Detroit Densha Seikatsu
In my fascination with the Detroit People Mover, knowing the 3 mile elevated counter-clockwise rail loop downtown was always meant as a nucleic circulator for a greater system that was never built, I wondered what we could build at this current moment to actualize a rail transit network in Detroit that elevates the DPM to that original purpose.
There is no shortage of entries to the compendium of Detroit fantasy transit maps. Some aim to illustrate the ideal regional system, some are more realistically-budgeted and focus on BRT, some are less serious and more for the “wouldn’t it be cool if” nod.
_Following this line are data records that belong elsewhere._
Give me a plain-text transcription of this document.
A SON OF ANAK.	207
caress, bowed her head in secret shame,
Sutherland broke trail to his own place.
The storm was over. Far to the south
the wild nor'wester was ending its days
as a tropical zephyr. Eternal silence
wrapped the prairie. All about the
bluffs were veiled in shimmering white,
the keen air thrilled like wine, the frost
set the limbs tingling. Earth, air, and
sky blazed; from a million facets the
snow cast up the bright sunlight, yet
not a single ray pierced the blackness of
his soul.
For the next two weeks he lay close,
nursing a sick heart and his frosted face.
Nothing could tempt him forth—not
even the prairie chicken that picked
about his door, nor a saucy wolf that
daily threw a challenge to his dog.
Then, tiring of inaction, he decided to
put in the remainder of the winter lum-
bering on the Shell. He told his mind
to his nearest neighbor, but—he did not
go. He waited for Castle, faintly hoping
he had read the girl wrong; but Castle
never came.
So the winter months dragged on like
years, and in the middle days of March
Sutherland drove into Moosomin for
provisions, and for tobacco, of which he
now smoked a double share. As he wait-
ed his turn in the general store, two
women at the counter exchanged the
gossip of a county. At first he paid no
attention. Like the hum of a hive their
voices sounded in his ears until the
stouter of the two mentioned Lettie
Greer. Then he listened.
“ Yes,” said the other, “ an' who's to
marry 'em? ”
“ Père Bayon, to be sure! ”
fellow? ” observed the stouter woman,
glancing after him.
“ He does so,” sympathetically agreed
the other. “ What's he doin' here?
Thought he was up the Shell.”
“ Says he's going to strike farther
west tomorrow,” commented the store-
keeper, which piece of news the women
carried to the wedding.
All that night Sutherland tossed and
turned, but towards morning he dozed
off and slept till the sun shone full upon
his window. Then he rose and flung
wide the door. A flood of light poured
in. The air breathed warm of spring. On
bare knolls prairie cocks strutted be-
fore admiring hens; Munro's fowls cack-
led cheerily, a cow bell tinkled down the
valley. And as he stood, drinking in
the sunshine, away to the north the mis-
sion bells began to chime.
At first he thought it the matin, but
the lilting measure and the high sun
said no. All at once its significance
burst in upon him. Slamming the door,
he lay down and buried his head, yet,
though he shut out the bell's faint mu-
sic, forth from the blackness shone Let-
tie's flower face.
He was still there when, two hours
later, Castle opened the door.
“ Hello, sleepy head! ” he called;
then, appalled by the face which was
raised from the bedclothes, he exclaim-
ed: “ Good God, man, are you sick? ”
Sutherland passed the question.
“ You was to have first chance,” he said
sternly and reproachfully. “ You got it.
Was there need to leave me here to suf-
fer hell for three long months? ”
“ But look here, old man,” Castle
Many are conceived by urban planners with far more professional experience in the sector than me, a person with none.
So what I decided I had to contribute, as simply an artist with a functional proficiency with Photoshop, who adores heavy public transit, dearly misses the subway experience of my decade in NYC, and dreams of a Detroit with a transit system of Tokyo’s complexity, was this:
a local system in the immediate vicinity of Detroit’s current active rail services (DPM, QLINE, Amtrak), using line types currently in existence (elevated rail, street car, heavy rail, respectively) to provide residential coverage to and through the near-downtown neighborhoods in a scale that would support a future Detroit where its vacant spaces were all occupied to full capacity.